Friday, August 7, 2015

Damn the grams.

My first 29er was a Karate Monkey, which began geared and then, as I acquired another FS 29, was converted to SS use.  I never really loved that bike.  It felt kind of harsh and skittish in rough sections and weighed a ton.

The next SS was a Vassago Jabberwocky.  Despite flaws of its own, and despite the same piggy weight, I loved that bike.  Just loved it.  I have this distant memory of how it used to feel on the faster crappy trails and fireroads like are so common around So Cal.  I could almost recall the way it moved down the trail in a springy yet solid way but it had been so long and there had been so many other bikes in the mix since then, that I could not remember for certain...like a faint odor that lingers in the air, prodding an even fainter memory.

Each new SS had been lighter and 'faster', first in aluminum, then carbon.  Each one gave me a great ride uphill and was exciting to pedal hard, but something else was happening.  Something was being lost in the trade and it happened so gradually that I did not notice.  Each bike was less and less fun to ride, unless I defined fun as how quickly I went uphill. Strava was pleased.  Myself, less so.

But it is hard to go backwards when that means adding grams to the bike you are riding now, or replacing it with a different bike that will be heavier.  The weight weenie within must have its say in the matter.  So the newest carbon SS 29er, which actually is a very nice riding bike for its ilk, hung on the hook, languishing, and I wondered if things could be different.

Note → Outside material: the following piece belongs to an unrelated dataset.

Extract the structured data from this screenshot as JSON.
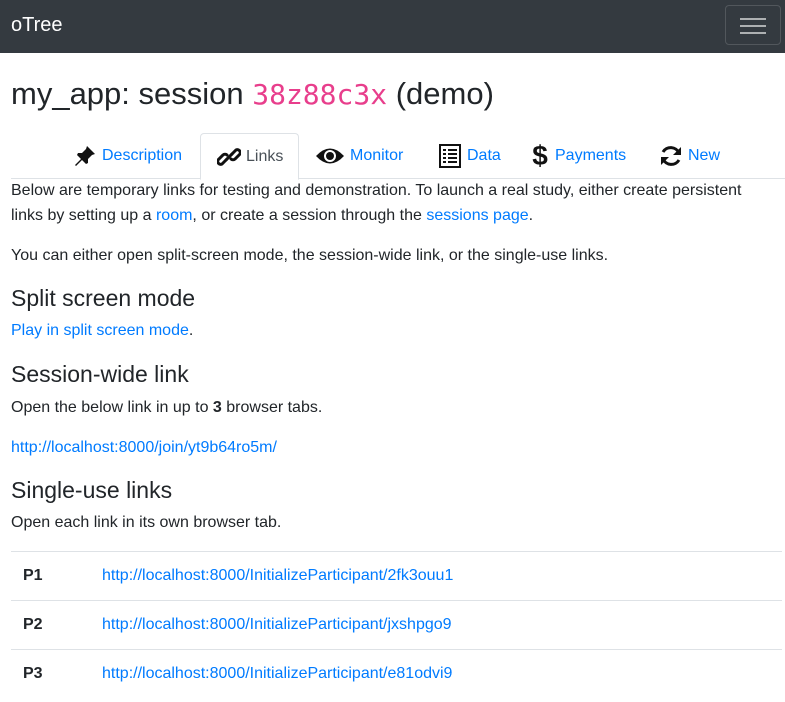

But yesterday I unboxed a test bike that I was very curious about, in fact I was darn near excited about it.  But with a recent disappointment with another bike I thought for sure would ring loud and clear and speak to my soul but only murmured, I was thinking I might be delusional about this one too.  I was unwrapping something I had not straddled for years now, and as the bubble wrap and blue painters tape fell away, I saw thin steel tubes coated in black like Johnny Cash on Sunday.

Steel. It looks so odd in a world of hydroformed aluminum and oversized carbon.

So the thing is this...is there really something great about a refined steel frame that seems to transcend other materials in an almost undefinable way?  It sure isn't about having a light bike.  This one was built with very good parts yet weighed what one of my FS alu 29ers (with VERY NICE parts) weighs.

And pedaling out to the trail was just OK.  Nothing magical.  The first steep hill was so so and it sure did not scream KOM like the last carbon wonder bike I rode.  But that carbon winged Pegasus was also nothing I wanted to toss a leg over and trail ride all day either.  Fast?  Oh my yes.  You pedal, it answered. But unless you were hell bent on collecting Strava Bling, then it just was not fun IMO.  And although suffering and speed and performance are all part of the ride experience, let's not kid ourselves.  It needs to be fun.

I hit the top of the climb last night, said hello to 'Da Boyz' that were up there, and dropped in on a quick little ribbon of trail that quickly becomes like a luge run with baby head rocks melting out of the ice.  Within 100', that memory came back like a smack in the face, like that faint odor you could not place just became a warm from the oven chocolate chip cookie melting on your tongue and you said "that's it!"  That supple, lithe, springy goodness of steel doing its thing just rose up and I remembered.

And it was just like that all the way down the trail.  I was boosting off of the bigger rocks and dancing through the ruts with a fine mix of precision and give that was just so fun I was grinning all over.  SO IT'S TRUE!  I was not wrong and I had not imagined it.  And I missed it terribly.

So everything is a give and take.  But I do wonder if, along the path chasing the better and the best and the stiffest and the fastest, that were given so much we did not notice what was taken away?